Guenther Witzany developed a new philosophy of biology. His theory of biocommunication and Natural Genome Editing is the first theory that integrates all domains of life empirically in a non-reductionistic and non-mechanistic way, proving in all domains that every coordination within and between cells, tissues, organs and organisms depends on successful communication processes. Additionally Natural Genome Editing demonstrates that the genetic code is a natural language-like text that is edited by competent agents that infect, compete and cooperate within host genomes. These agents are viruses and related parasites which remain persistently as mobile genetic elements and RNA-networks that serve as essential tools in all regulatory processes of cells. 1983 Doctor of Philosophy at the Ludwig Maximilians University in Munich (Germany).
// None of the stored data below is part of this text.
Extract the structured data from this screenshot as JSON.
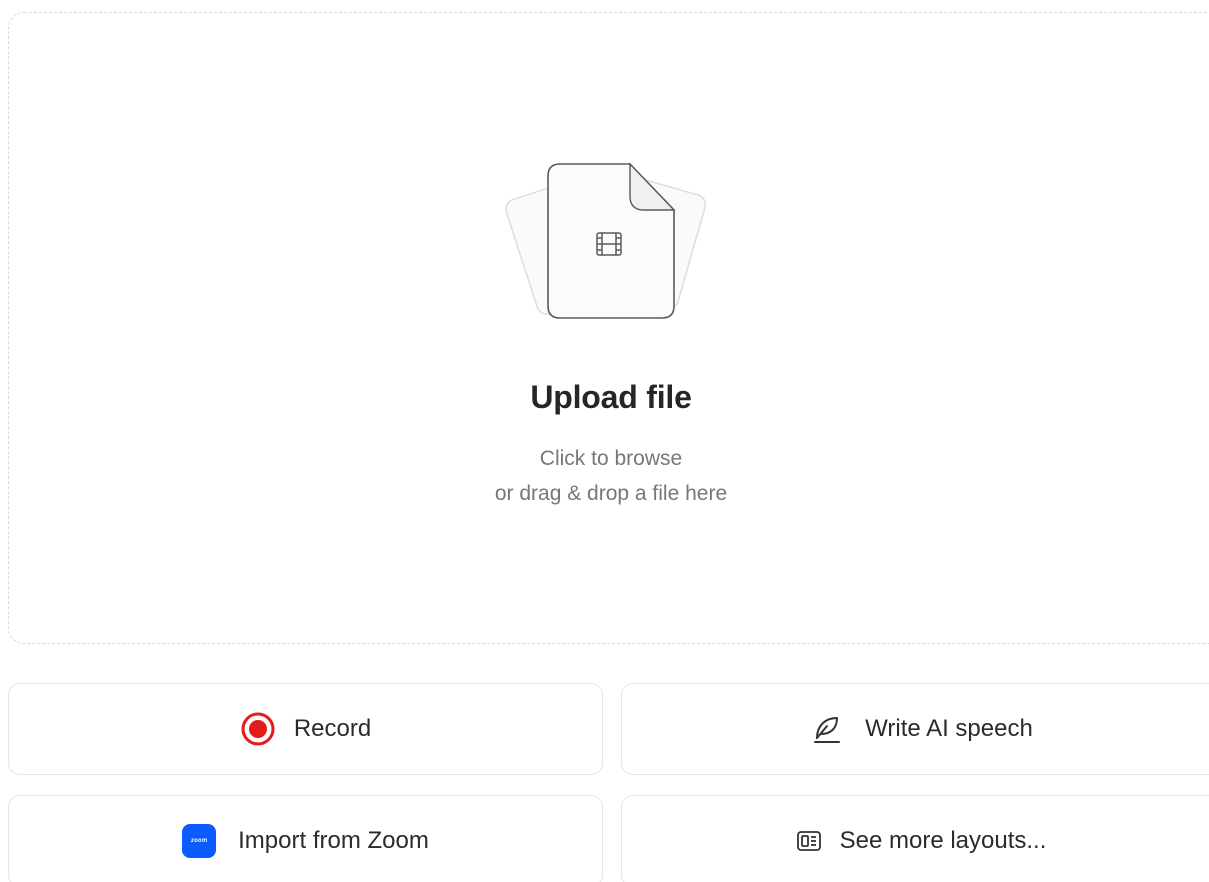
{
  "upload": {
    "title": "Upload file",
    "line1": "Click to browse",
    "line2": "or drag & drop a file here",
    "icon": "film-file-icon"
  },
  "actions": {
    "record": {
      "label": "Record",
      "icon": "record-icon",
      "color": "#e31b1b"
    },
    "speech": {
      "label": "Write AI speech",
      "icon": "feather-pen-icon"
    },
    "zoom": {
      "label": "Import from Zoom",
      "icon": "zoom-logo-icon",
      "logo_text": "zoom",
      "color": "#0b5cff"
    },
    "layouts": {
      "label": "See more layouts...",
      "icon": "layout-icon"
    }
  }
}
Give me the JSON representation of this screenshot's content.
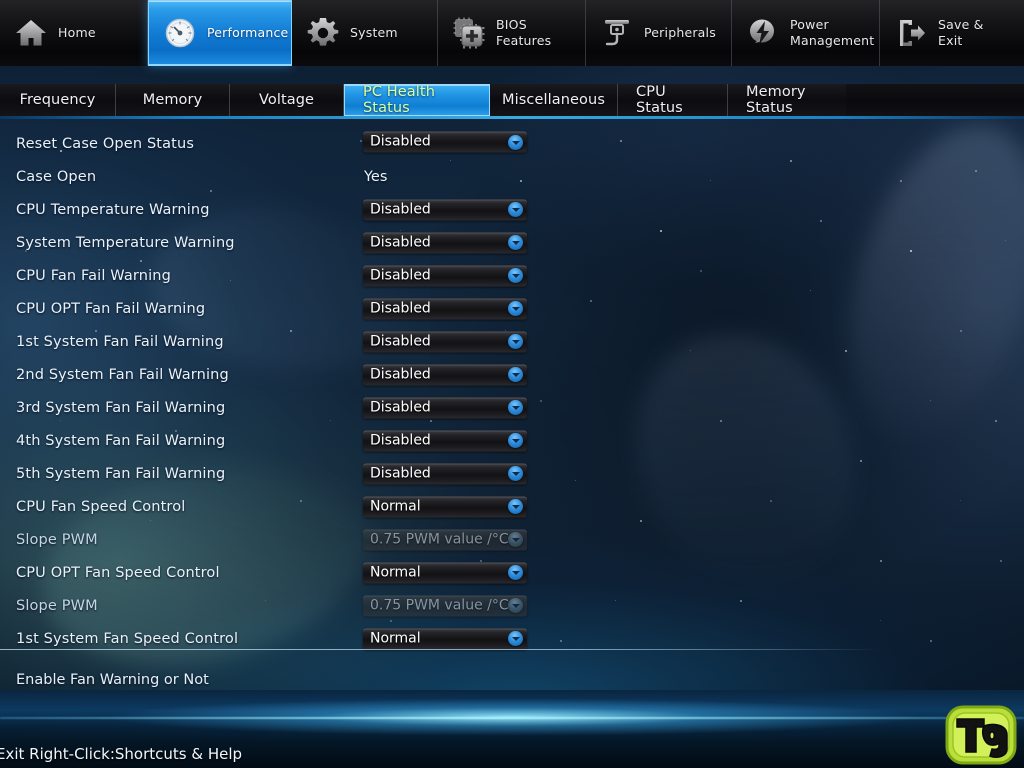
{
  "topnav": {
    "items": [
      {
        "label": "Home",
        "icon": "home-icon",
        "active": false
      },
      {
        "label": "Performance",
        "icon": "gauge-icon",
        "active": true
      },
      {
        "label": "System",
        "icon": "gear-icon",
        "active": false
      },
      {
        "label": "BIOS\nFeatures",
        "icon": "chip-plus-icon",
        "active": false
      },
      {
        "label": "Peripherals",
        "icon": "peripherals-icon",
        "active": false
      },
      {
        "label": "Power\nManagement",
        "icon": "power-bolt-icon",
        "active": false
      },
      {
        "label": "Save & Exit",
        "icon": "exit-door-icon",
        "active": false
      }
    ]
  },
  "subtabs": {
    "items": [
      {
        "label": "Frequency",
        "active": false
      },
      {
        "label": "Memory",
        "active": false
      },
      {
        "label": "Voltage",
        "active": false
      },
      {
        "label": "PC Health Status",
        "active": true
      },
      {
        "label": "Miscellaneous",
        "active": false
      },
      {
        "label": "CPU Status",
        "active": false
      },
      {
        "label": "Memory Status",
        "active": false
      }
    ]
  },
  "settings": {
    "rows": [
      {
        "name": "Reset Case Open Status",
        "value": "Disabled",
        "control": "dropdown",
        "disabled": false
      },
      {
        "name": "Case Open",
        "value": "Yes",
        "control": "text",
        "disabled": false
      },
      {
        "name": "CPU Temperature Warning",
        "value": "Disabled",
        "control": "dropdown",
        "disabled": false
      },
      {
        "name": "System Temperature Warning",
        "value": "Disabled",
        "control": "dropdown",
        "disabled": false
      },
      {
        "name": "CPU Fan Fail Warning",
        "value": "Disabled",
        "control": "dropdown",
        "disabled": false
      },
      {
        "name": "CPU OPT Fan Fail Warning",
        "value": "Disabled",
        "control": "dropdown",
        "disabled": false
      },
      {
        "name": "1st System Fan Fail Warning",
        "value": "Disabled",
        "control": "dropdown",
        "disabled": false
      },
      {
        "name": "2nd System Fan Fail Warning",
        "value": "Disabled",
        "control": "dropdown",
        "disabled": false
      },
      {
        "name": "3rd System Fan Fail Warning",
        "value": "Disabled",
        "control": "dropdown",
        "disabled": false
      },
      {
        "name": "4th System Fan Fail Warning",
        "value": "Disabled",
        "control": "dropdown",
        "disabled": false
      },
      {
        "name": "5th System Fan Fail Warning",
        "value": "Disabled",
        "control": "dropdown",
        "disabled": false
      },
      {
        "name": "CPU Fan Speed Control",
        "value": "Normal",
        "control": "dropdown",
        "disabled": false
      },
      {
        "name": "Slope PWM",
        "value": "0.75 PWM value /°C",
        "control": "dropdown",
        "disabled": true
      },
      {
        "name": "CPU OPT Fan Speed Control",
        "value": "Normal",
        "control": "dropdown",
        "disabled": false
      },
      {
        "name": "Slope PWM",
        "value": "0.75 PWM value /°C",
        "control": "dropdown",
        "disabled": true
      },
      {
        "name": "1st System Fan Speed Control",
        "value": "Normal",
        "control": "dropdown",
        "disabled": false
      }
    ]
  },
  "help": {
    "text": "Enable Fan Warning or Not"
  },
  "statusbar": {
    "text": "Exit Right-Click:Shortcuts & Help"
  },
  "branding": {
    "logo_text": "Tg"
  },
  "colors": {
    "accent_blue": "#1f93e4",
    "active_tab_text": "#d8ffa0",
    "logo_green": "#c8e84a",
    "text_primary": "#e9f2fb"
  }
}
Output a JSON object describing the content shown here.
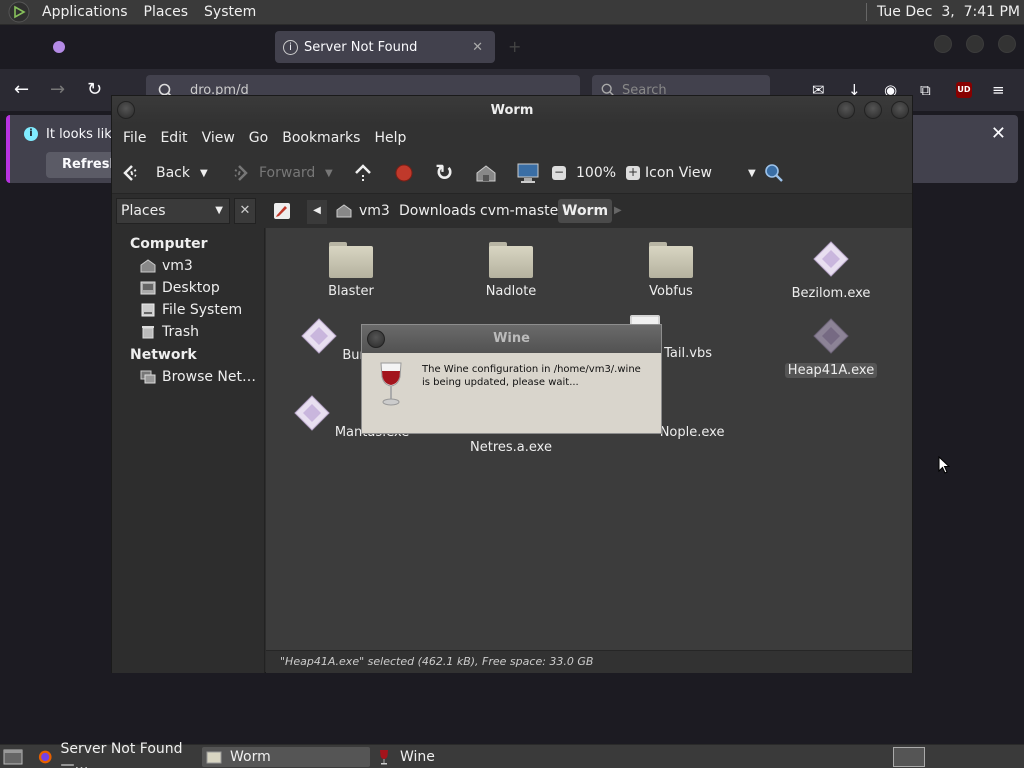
{
  "top_panel": {
    "menus": [
      "Applications",
      "Places",
      "System"
    ],
    "clock": "Tue Dec  3,  7:41 PM"
  },
  "firefox": {
    "tab_active": "Server Not Found",
    "url": "dro.pm/d",
    "search_placeholder": "Search",
    "notice": "It looks like",
    "refresh": "Refresh F",
    "ublock": "UD"
  },
  "caja": {
    "title": "Worm",
    "menus": [
      "File",
      "Edit",
      "View",
      "Go",
      "Bookmarks",
      "Help"
    ],
    "toolbar": {
      "back": "Back",
      "forward": "Forward",
      "zoom": "100%",
      "view": "Icon View"
    },
    "places_label": "Places",
    "breadcrumbs": [
      "vm3",
      "Downloads",
      "cvm-master",
      "Worm"
    ],
    "sidebar": {
      "computer": "Computer",
      "computer_items": [
        "vm3",
        "Desktop",
        "File System",
        "Trash"
      ],
      "network": "Network",
      "network_items": [
        "Browse Net…"
      ]
    },
    "files": [
      {
        "name": "Blaster",
        "type": "folder"
      },
      {
        "name": "Nadlote",
        "type": "folder"
      },
      {
        "name": "Vobfus",
        "type": "folder"
      },
      {
        "name": "Bezilom.exe",
        "type": "exe"
      },
      {
        "name": "Bumeran",
        "type": "exe"
      },
      {
        "name": "Tail.vbs",
        "type": "vbs"
      },
      {
        "name": "Heap41A.exe",
        "type": "exe"
      },
      {
        "name": "Mantas.exe",
        "type": "exe"
      },
      {
        "name": "Netres.a.exe",
        "type": "exe"
      },
      {
        "name": "Nople.exe",
        "type": "exe"
      }
    ],
    "selected_file": "Heap41A.exe",
    "status": "\"Heap41A.exe\" selected (462.1 kB), Free space: 33.0 GB"
  },
  "wine_dialog": {
    "title": "Wine",
    "message": "The Wine configuration in /home/vm3/.wine is being updated, please wait..."
  },
  "taskbar": {
    "tasks": [
      "Server Not Found —…",
      "Worm",
      "Wine"
    ]
  }
}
First concept of a Theory of Communicative Nature in 1986 which he further developed into the Theory of Biocommunication and Natural Genome Editing in 2006. Adaptation to all domains of Life in a series of books he edited between 2010 und 2026 (bacteria, archaea, viruses, phages, ciliates, plants, fungi, animals, epigenetics, evolutionary theory). Organizer of various meetings between 2008 and 2022 on natural genome editing, viruses, RNA networks, evolution and epigenetics with leading experts in their fields. The Proceedings he edited where all published at the Annals of the New York Academy of Sciences.